O real amargou o pior desempenho entre as moedas mais líquidas nesta terça-feira, 11, marcada por um recuo de mais de 2% do Ibovespa, em meio a relatos de debandada de investidores estrangeiros. Operadores citaram como possíveis gatilhos para o tombo da moeda brasileira, na contramão do comportamento de outras divisas latino-americanas, o rebaixamento da recomendação pelo JPMorgan para o Brasil e a rodada de pesquisas eleitorais reiterando o favoritismo do presidente da República, Luiz Inácio Lula da Silva, no pleito de outubro.

Com máxima de R$ 5,1778, o dólar à vista encerrou em alta de 0,98%, a R$ 5,1608 – maior valor de fechamento desde 7 de julho (R$ 5,1528). A moeda norte-americana acumula valorização de 1,78% em agosto, após baixa de 1,79% no mês passado. No ano, as perdas são de 5,98%.

“O rebaixamento do Brasil pelo JPMorgan fez preço, com o mercado já de olho no período eleitoral. O real se valorizou frente a outras divisas emergentes em julho, mas já está devolvendo tudo”, afirma o diretor de Tesouraria do Travelex Bank, Marcos Weigt, ressaltando que a taxa de juros local elevada ainda dá certo suporte à moeda brasileira.

O JPMorgan rebaixou a recomendação do Brasil de overweight (exposição acima da média do mercado, equivalente a compra) para neutro, diante do menor espaço para corte de juros e da desaceleração da atividade. O banco observa que os ativos brasileiros geralmente têm desempenho inferior nos seis meses que antecedem as eleições, com aumento da volatilidade.

O dólar até abriu em baixa e rompeu o piso de R$ 5,10 na primeira hora de negócios, com mínima de R$ 5,0989. A troca de sinal no mercado de câmbio doméstico e a degringolada da Bolsa se deram em meio ao rebaixamento do Brasil pelo JPMorgan e à divulgação de pesquisa CNT/MDA reiterando o favoritismo de Lula. Levantamento da Futura, divulgado à tarde, também mostrou o petista à frente na corrida eleitoral.

A leitura do Índice Nacional de Preços ao Consumidor Amplo (IPCA) de julho e a ata do Comitê de Política Monetária (Copom), com tom bem similar ao do comunicado da semana passada (quando a taxa Selic foi reduzida de 14,25% para 14%), ficaram em segundo plano. O IPCA subiu 0,07% em julho, acima da mediana de Projeções Broadcast (0,03%).

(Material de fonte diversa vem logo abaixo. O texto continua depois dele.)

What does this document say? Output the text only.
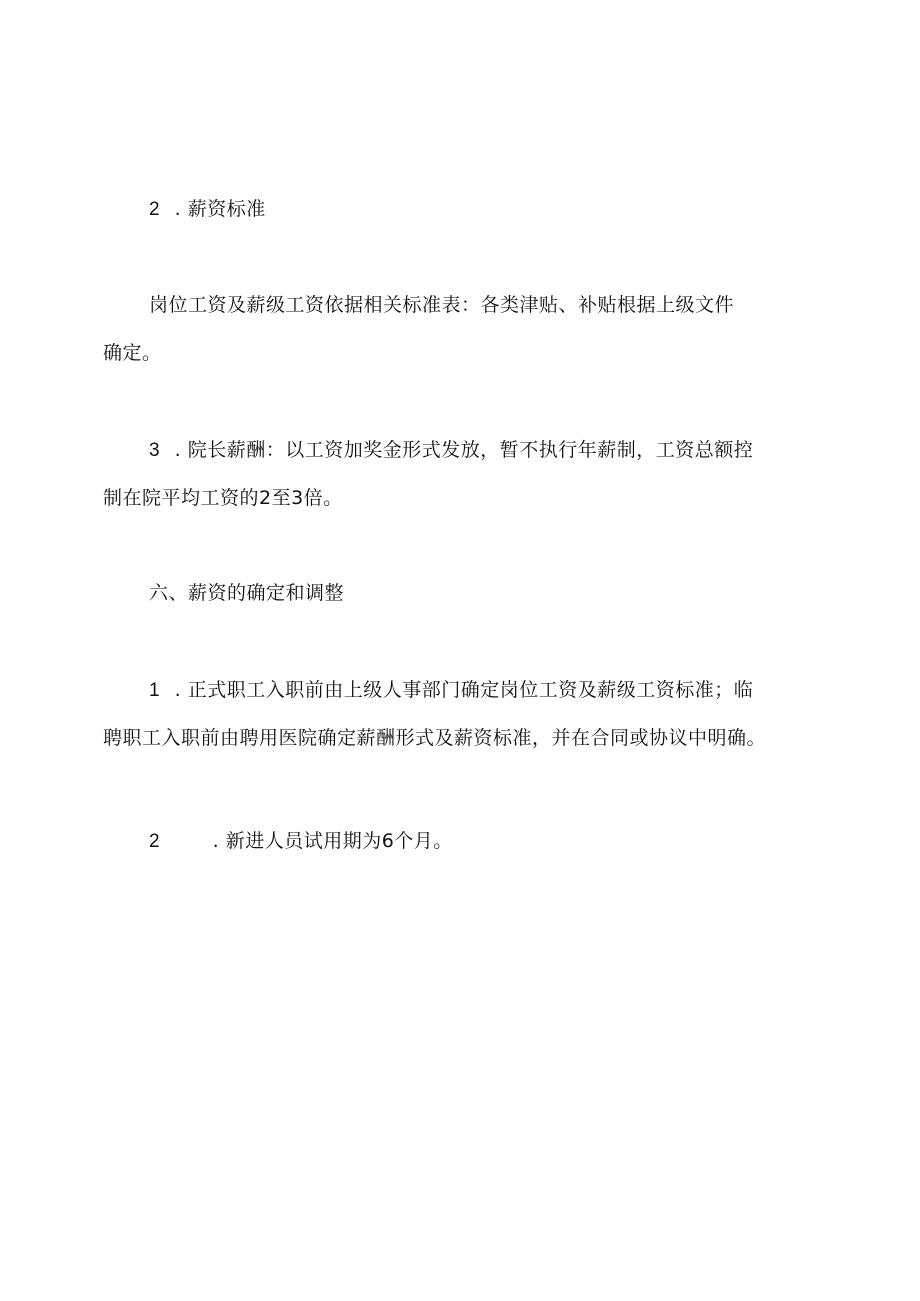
2 . 薪资标准
岗位工资及薪级工资依据相关标准表：各类津贴、补贴根据上级文件
确定。
3 . 院长薪酬：以工资加奖金形式发放，暂不执行年薪制，工资总额控
制在院平均工资的2至3倍。
六、薪资的确定和调整
1 . 正式职工入职前由上级人事部门确定岗位工资及薪级工资标准；临
聘职工入职前由聘用医院确定薪酬形式及薪资标准，并在合同或协议中明确。
2	. 新进人员试用期为6个月。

O economista Guilherme Souza, da Ativa Investimentos, ressalta que a leitura do IPCA de julho foi positiva, com a inflação acumulada em 12 meses passando a rodar abaixo do teto da meta de inflação (4,5%). Ele avalia que a ata do Copom trouxe um tom “um pouco mais dovish”, sinalizando que há espaço para continuidade do ciclo de corte da Selic.

“Não há nada que justifique estruturalmente o sell off de hoje. As pesquisas eleitorais não trouxeram novidade”, afirma Souza. “Nossa projeção é de dólar em R$ 5,25 no fim do ano. Não conseguimos ver uma debandada do Brasil, porque o quadro eleitoral está relativamente precificado.”

Termômetro do comportamento do dólar em relação a uma cesta de seis moedas fortes, o índice DXY rondou a estabilidade ao longo do dia, na casa de 99,800 pontos. Os preços do petróleo subiram mais de 1% diante do impasse nas negociações entre Estados Unidos e Irã para a reabertura do Estreito de Ormuz. Investidores aguardam a divulgação na quarta, 12, da inflação ao consumidor nos EUA em julho para calibrar as apostas para os próximos passos do Federal Reserve (Fed, o banco central norte-americano).

Bolsa

O Ibovespa amargou um dia de desempenho negativo, pautado principalmente pelo receio dos investidores com as eleições e pelo rebaixamento da recomendação para ativos brasileiros promovido pelo JPMorgan nesta terça-feira. É o sexto pregão seguido de queda do índice.

O corte de compra para neutra na recomendação para o Brasil foi o grande catalisador para mais um pregão de saída de recursos estrangeiros da bolsa. Operadores destacam que esse movimento pôde ser visto pelo tombo das grandes ações do índice, caso dos bancos, da Vale e da Petrobras.

Com a pressão dessas empresas, o Ibovespa encerrou a sessão em baixa de 2,50%, aos 167.874,64 pontos, depois de tocar a mínima de 167.568,94 pontos no dia. É o menor nível desde 20 de janeiro (166.276,90 pontos).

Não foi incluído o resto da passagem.